Elle a souhaité que "tous les responsables de bonne volonté (fassent) comprendre à ce gouvernement provisoire le message très simple du peuple tunisien: ils ne veulent pas voir des membres de l’ancienne équipe organiser les élections".

La présidente PS de la région Poitou-Charentes a souligné qu’elle était la "première responsable politique" à dire "des choses aussi simples, aussi évidentes", à savoir "que les ministres de l’ancienne équipe quittent le gouvernement tunisien".

Interrogée sur la situation en Algérie, Mme Royal a jugé "évident" qu’il y avait dans ce pays "des problèmes de libertés publiques", des "problèmes de liberté d’expression, problème de liberté de constitution d’autres forces politiques, un problème d’échéances électorales".

"Pourquoi le peuple algérien souffre de pauvreté, de précarité alors qu’il y a tant de richesses?", a-t-elle poursuivi, en ajoutant: "Alors c’est une véritable mutation économique et politique que le gouvernement algérien doit enclencher", a-t-elle dit.

"On sait bien que petit à petit l’absence d’opposition, de contre-pouvoirs, c’est une vérité universelle en démocratie, (conduit) toute personne qui a du pouvoir à en abuser (…), c’est ce qu’on voit aujourd’hui se dérouler dans ces pays", a ajouté Mme Royal.

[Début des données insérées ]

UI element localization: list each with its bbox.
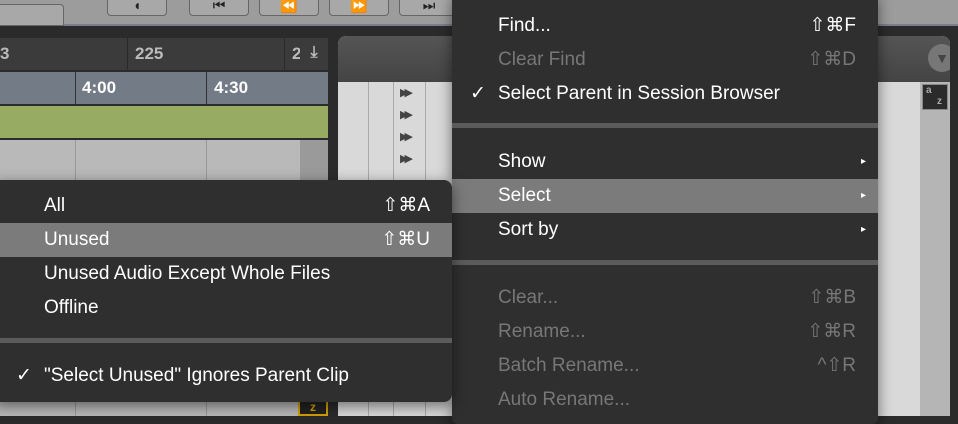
menu-item-batch-rename: Batch Rename... ^⇧R xyxy=(452,349,878,383)
menu-item-label: Select xyxy=(498,185,551,206)
timecode-ruler[interactable]: 4:00 4:30 xyxy=(0,72,328,104)
menu-item-label: Clear... xyxy=(498,287,559,308)
submenu-arrow-icon: ▸ xyxy=(860,156,866,167)
menu-item-label: Rename... xyxy=(498,321,586,342)
menu-item-label: Find... xyxy=(498,15,551,36)
menu-item-label: Select Parent in Session Browser xyxy=(498,83,780,104)
clip-arrow-icon: ▶▶ xyxy=(400,87,413,99)
submenu-item-all[interactable]: All ⇧⌘A xyxy=(0,189,452,223)
shortcut-label: ^⇧R xyxy=(817,355,856,376)
menu-item-auto-rename: Auto Rename... xyxy=(452,383,878,417)
menu-item-clear: Clear... ⇧⌘B xyxy=(452,281,878,315)
menu-item-label: Clear Find xyxy=(498,49,586,70)
shortcut-label: ⇧⌘R xyxy=(807,321,856,342)
online-button[interactable]: ◖ xyxy=(107,0,167,16)
toolbar-field[interactable] xyxy=(0,4,64,26)
go-to-end-button[interactable]: ⏭ xyxy=(399,0,459,16)
checkmark-icon: ✓ xyxy=(16,365,32,386)
menu-item-label: Offline xyxy=(44,297,99,318)
bars-beats-ruler[interactable]: 3 225 2 ⤓ xyxy=(0,38,328,70)
timecode-label: 4:00 xyxy=(82,78,117,97)
menu-item-label: Unused xyxy=(44,229,110,250)
audio-clip[interactable] xyxy=(0,106,328,138)
select-submenu: All ⇧⌘A Unused ⇧⌘U Unused Audio Except Who… xyxy=(0,180,452,402)
submenu-arrow-icon: ▸ xyxy=(860,224,866,235)
menu-item-label: Sort by xyxy=(498,219,559,240)
sort-az-icon[interactable]: a z xyxy=(922,84,948,110)
menu-item-label: Auto Rename... xyxy=(498,389,631,410)
menu-item-sort-by[interactable]: Sort by ▸ xyxy=(452,213,878,247)
menu-item-label: All xyxy=(44,195,66,216)
clip-arrow-icon: ▶▶ xyxy=(400,153,413,165)
submenu-item-unused-audio[interactable]: Unused Audio Except Whole Files xyxy=(0,257,452,291)
clip-list-menu: Find... ⇧⌘F Clear Find ⇧⌘D ✓ Select Parent … xyxy=(452,0,878,424)
menu-item-label: "Select Unused" Ignores Parent Clip xyxy=(44,365,349,386)
submenu-arrow-icon: ▸ xyxy=(860,190,866,201)
ruler-label: 225 xyxy=(135,44,164,63)
panel-scrollbar[interactable] xyxy=(920,82,950,416)
shortcut-label: ⇧⌘A xyxy=(382,195,430,216)
shortcut-label: ⇧⌘F xyxy=(809,15,856,36)
menu-separator xyxy=(452,260,878,265)
menu-item-show[interactable]: Show ▸ xyxy=(452,145,878,179)
menu-item-label: Batch Rename... xyxy=(498,355,640,376)
shortcut-label: ⇧⌘U xyxy=(381,229,430,250)
insertion-follows-playback-icon[interactable]: ⤓ xyxy=(300,38,328,70)
clip-arrow-icon: ▶▶ xyxy=(400,131,413,143)
shortcut-label: ⇧⌘B xyxy=(808,287,856,308)
menu-item-label: Unused Audio Except Whole Files xyxy=(44,263,331,284)
menu-separator xyxy=(452,123,878,128)
menu-item-select-parent[interactable]: ✓ Select Parent in Session Browser xyxy=(452,77,878,111)
fast-forward-button[interactable]: ⏩ xyxy=(329,0,389,16)
menu-item-find[interactable]: Find... ⇧⌘F xyxy=(452,9,878,43)
menu-item-select[interactable]: Select ▸ xyxy=(452,179,878,213)
ruler-label: 3 xyxy=(0,44,10,63)
submenu-item-offline[interactable]: Offline xyxy=(0,291,452,325)
submenu-item-unused[interactable]: Unused ⇧⌘U xyxy=(0,223,452,257)
menu-separator xyxy=(0,338,452,343)
menu-item-label: Show xyxy=(498,151,546,172)
menu-item-clear-find: Clear Find ⇧⌘D xyxy=(452,43,878,77)
checkmark-icon: ✓ xyxy=(470,83,486,104)
menu-item-rename: Rename... ⇧⌘R xyxy=(452,315,878,349)
clip-arrow-icon: ▶▶ xyxy=(400,109,413,121)
timecode-label: 4:30 xyxy=(214,78,249,97)
rewind-button[interactable]: ⏪ xyxy=(259,0,319,16)
panel-menu-icon[interactable]: ▼ xyxy=(928,44,950,72)
shortcut-label: ⇧⌘D xyxy=(807,49,856,70)
return-to-zero-button[interactable]: ⏮ xyxy=(189,0,249,16)
submenu-item-ignore-parent[interactable]: ✓ "Select Unused" Ignores Parent Clip xyxy=(0,359,452,393)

Comme on lui demandait si le gouvernement français devait exprimer cette opinion, elle a répondu: "Ce qui est toujours préférable, ce sont des transitions démocratiques et pacifiques. Tout dirigeant doit organiser sa succession".

"Il est évident aujourd’hui que l’Algérie doit organiser sa succession et il faut que ceux qui sont en place fassent preuve de sagesse, prennent la mesure, l’importance et la gravité de la situation et s’en sortent par le haut" en accompagnant la "transition démocratique".

"Mais, a-t-elle prévenu, "cela suppose de ne pas agir trop tard".